RGLab / flowStats

flowStats: algorithms for flow cytometry data analysis using BioConductor tools
15 stars 10 forks source link

Normalization masking population shifts? #25

Closed mfahlberg824 closed 5 years ago

mfahlberg824 commented 5 years ago

FlowStats & FlowWorkspace are incredible packages and I sincerely am grateful to and applaud the developers. In learning to use these recently, though, I noticed a potential issue in terms of biology and a possible way to improve it.

In the Getting Started with FlowStats document, it's noted that the three "rules" for normalization:

􏰀1) High density areas represent particular sub-types of cells. 􏰀2) Markers are binary. Cells are either positive or negative for a particular marker. 􏰀 3) Peaks should align if the above statements are true.

It then proceeds to use an example panel that includes CD3, CD4, CD69, CD8, and HLA-DR. Samples are normalized in all the channels by the peak-method.

I think it's an excellent tool for many (most?) markers that DO follow the binary rule #2, however, it can be biologically misleading when applied inappropriately, as I believe may have happened when CD69 in this data was normalized:

Screen Shot 2019-03-31 at 12 47 12 PM

The issue is, CD69 often is not expressed as a binary marker when activated. See here:

Screen Shot 2019-03-31 at 12 45 34 PM

When cells are activated, the entire population will often shift to the right. When CD69 was normalized in the document and the peaks aligned, it could have resulted in erroneous negative data. The question therefore is - when do you know if it's a technical artefact causing a shift, and when is it a real shift? I'm not sure that this has been solved yet in the field.

I have one possible solution, which would be to use per-batch reference controls in the normalization process. The reference controls would be samples collected from one person at one time and processed the same way, or alternatively one could use lyophilized Reference Controls like Veri-Cells from BioLegend. We currently utilize reference controls in all of our samples for an NIH pre-clinical vaccine trial for SIV-infected monkeys to ensure that all of the processing, antibodies, staining, and acquisition are working properly with each run.

Anyway onto the math, let's say, Batch 1 is run on Monday, and includes Reference Control + 3 samples. Batch 2 is run on Friday, and includes Reference Control + 3 samples. Could we normalize (align the peaks) of the Reference Control from Friday to the Reference Control from Monday, and then adjust the MFI of the channels from all of the samples from Batch 2 to correspond with the MFI adjustment that was made when aligning the peaks? The goal would be not to not undercut what could be relevant biological information in entire population shifts.

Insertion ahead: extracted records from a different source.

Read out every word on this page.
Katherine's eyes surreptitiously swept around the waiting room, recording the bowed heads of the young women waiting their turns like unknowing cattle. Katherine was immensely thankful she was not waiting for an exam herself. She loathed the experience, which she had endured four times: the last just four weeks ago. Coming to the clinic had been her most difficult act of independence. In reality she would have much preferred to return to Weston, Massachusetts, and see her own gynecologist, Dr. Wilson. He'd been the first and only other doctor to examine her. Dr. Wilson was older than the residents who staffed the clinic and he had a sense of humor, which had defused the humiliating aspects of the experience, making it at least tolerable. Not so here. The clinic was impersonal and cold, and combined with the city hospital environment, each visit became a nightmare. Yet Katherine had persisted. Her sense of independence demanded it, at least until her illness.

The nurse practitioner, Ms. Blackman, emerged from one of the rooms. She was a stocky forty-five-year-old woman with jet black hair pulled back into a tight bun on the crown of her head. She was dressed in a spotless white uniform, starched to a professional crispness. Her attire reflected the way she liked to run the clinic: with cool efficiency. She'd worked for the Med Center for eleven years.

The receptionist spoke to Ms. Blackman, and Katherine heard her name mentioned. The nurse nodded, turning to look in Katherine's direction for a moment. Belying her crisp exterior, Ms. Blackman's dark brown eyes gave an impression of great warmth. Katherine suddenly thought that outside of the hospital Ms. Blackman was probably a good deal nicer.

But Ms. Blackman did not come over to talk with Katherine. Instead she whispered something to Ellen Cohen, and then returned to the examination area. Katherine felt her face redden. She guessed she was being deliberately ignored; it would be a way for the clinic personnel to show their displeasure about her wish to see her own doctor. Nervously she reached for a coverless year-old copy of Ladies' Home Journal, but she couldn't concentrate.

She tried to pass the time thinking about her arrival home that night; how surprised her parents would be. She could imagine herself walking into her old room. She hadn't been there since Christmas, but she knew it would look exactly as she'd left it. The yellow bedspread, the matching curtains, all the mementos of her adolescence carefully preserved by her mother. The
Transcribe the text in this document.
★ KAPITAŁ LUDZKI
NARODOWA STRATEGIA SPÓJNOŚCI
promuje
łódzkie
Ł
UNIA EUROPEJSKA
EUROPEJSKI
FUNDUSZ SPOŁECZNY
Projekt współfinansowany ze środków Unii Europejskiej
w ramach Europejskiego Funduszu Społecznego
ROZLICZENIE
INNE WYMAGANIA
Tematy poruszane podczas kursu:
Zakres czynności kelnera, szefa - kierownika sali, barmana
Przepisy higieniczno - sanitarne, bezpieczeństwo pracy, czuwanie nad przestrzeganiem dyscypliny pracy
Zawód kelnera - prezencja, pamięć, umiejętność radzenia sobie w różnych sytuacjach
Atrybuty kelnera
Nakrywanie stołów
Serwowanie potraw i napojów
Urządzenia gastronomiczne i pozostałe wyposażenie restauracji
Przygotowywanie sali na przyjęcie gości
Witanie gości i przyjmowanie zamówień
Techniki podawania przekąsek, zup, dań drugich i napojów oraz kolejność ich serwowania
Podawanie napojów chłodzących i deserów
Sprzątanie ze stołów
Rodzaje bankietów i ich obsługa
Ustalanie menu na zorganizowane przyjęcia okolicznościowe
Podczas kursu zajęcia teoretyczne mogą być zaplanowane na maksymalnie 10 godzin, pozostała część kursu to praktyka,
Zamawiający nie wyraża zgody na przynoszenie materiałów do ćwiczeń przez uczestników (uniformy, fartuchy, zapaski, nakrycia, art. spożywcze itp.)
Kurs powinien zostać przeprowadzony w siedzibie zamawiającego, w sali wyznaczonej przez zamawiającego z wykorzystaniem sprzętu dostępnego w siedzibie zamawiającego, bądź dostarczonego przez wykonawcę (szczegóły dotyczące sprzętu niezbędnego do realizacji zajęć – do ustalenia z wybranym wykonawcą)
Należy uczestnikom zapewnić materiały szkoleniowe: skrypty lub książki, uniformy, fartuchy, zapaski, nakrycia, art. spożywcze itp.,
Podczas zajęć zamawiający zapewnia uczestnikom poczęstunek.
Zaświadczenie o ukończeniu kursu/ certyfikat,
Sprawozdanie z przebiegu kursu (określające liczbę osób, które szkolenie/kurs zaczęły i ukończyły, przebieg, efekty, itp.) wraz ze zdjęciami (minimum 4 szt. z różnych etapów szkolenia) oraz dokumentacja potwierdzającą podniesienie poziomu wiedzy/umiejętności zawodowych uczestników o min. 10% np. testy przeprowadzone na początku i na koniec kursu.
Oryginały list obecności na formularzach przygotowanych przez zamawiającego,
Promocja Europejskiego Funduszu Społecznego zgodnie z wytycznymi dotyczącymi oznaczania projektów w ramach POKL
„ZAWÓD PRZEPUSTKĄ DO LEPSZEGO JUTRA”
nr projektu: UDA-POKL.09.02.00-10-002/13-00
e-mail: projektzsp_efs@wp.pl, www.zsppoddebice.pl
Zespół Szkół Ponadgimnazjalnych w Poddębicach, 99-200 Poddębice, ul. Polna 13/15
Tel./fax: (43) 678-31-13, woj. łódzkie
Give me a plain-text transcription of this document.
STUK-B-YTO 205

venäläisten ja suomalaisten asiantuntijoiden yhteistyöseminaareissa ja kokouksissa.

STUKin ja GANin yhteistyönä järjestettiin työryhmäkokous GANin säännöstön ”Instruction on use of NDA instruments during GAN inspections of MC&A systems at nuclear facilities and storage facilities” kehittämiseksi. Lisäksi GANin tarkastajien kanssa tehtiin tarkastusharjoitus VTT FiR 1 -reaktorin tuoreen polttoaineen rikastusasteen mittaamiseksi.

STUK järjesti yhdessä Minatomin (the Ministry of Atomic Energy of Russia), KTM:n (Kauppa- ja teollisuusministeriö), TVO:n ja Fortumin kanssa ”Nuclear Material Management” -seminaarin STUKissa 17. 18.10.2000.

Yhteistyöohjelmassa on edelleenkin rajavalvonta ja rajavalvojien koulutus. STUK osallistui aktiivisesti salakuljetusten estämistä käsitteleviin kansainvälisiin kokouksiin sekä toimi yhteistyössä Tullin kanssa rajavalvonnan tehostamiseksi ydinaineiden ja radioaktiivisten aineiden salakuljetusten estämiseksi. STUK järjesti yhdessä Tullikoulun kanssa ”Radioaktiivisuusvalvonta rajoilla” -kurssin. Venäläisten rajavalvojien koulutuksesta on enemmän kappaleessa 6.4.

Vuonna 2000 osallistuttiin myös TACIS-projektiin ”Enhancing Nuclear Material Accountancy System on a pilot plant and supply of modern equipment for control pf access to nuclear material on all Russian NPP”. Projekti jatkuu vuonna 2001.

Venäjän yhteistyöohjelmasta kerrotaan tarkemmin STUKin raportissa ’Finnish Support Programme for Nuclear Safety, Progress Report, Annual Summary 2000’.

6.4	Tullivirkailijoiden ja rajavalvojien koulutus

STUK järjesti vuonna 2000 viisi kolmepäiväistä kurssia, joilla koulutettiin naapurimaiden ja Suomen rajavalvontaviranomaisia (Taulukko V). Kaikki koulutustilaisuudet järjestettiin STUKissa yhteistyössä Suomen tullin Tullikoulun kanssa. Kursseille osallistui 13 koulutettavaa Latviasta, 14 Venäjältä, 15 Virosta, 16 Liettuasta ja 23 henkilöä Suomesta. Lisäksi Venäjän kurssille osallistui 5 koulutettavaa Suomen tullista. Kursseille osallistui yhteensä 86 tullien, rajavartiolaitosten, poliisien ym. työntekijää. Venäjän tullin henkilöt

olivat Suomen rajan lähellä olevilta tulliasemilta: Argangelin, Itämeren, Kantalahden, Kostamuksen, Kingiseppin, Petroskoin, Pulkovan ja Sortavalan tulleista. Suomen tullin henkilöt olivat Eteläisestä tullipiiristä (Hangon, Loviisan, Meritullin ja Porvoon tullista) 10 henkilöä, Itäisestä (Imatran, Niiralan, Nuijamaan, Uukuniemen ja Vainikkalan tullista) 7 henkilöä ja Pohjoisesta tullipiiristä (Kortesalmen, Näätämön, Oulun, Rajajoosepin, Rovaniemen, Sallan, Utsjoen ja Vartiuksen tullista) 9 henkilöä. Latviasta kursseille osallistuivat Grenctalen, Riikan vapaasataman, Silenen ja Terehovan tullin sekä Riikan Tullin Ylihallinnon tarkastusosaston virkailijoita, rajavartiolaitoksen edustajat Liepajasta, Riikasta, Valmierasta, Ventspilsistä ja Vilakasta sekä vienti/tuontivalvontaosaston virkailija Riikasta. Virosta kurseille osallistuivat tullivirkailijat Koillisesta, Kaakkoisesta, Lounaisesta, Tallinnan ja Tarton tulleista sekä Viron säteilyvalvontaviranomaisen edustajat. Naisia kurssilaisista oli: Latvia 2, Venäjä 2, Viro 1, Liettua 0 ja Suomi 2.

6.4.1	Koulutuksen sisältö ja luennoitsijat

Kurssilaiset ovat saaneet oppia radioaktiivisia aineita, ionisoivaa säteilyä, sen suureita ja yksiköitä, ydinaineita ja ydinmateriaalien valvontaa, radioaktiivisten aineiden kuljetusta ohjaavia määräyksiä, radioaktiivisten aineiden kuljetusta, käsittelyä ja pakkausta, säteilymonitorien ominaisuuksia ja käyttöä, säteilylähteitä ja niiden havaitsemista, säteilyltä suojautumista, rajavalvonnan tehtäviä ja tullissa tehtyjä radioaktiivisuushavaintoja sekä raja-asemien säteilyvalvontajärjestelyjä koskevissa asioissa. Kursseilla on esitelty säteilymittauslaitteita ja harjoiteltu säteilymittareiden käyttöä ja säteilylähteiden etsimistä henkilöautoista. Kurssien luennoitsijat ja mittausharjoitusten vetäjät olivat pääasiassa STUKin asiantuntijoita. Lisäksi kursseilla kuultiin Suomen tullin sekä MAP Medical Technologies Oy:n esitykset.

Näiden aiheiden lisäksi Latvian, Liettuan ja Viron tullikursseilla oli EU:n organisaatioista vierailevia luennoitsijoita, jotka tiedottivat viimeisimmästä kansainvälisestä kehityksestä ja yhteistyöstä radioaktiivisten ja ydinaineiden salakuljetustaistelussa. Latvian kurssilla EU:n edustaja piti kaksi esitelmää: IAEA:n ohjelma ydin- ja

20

The current way to deal with this is to specifically normalize only the truly binary populations and not the CD69-like populations where the whole population just shifts, however, that still doesn't remove the technical variation from the CD69 channel and doesn't help assess whether the shifts are biologically true or not.

-Marissa

gfinak commented 5 years ago

Hi, Marissa Normalization definitely comes with all sorts of pitfalls, as you point out. Your point about technical vs biological effects is correct and should be accounted for by the experimental design, something the current normalization framework doesn't currently do.

For those reasons and others we tend not to use normalization except in the simplest cases and opt rather for sample-specific automated gating, where experimental design can be used to resolve such questions, sometimes leveraging the controls as you suggest, for example using the gate from the reference control to gate the other samples in a batch, and then including a batch variable in downstream modeling of cell population counts or MFIs to adjust for any remaining batch effects.

mfahlberg824 commented 5 years ago

Gotcha, thanks for the information! We are working to try to make our data as rigorous & reproducible as possible at our Institution, so I decided to embark on the automatic gating/normalization journey. I'll keep your comments in mind as we try to figure out the best system for removing as much bias as we can from our data.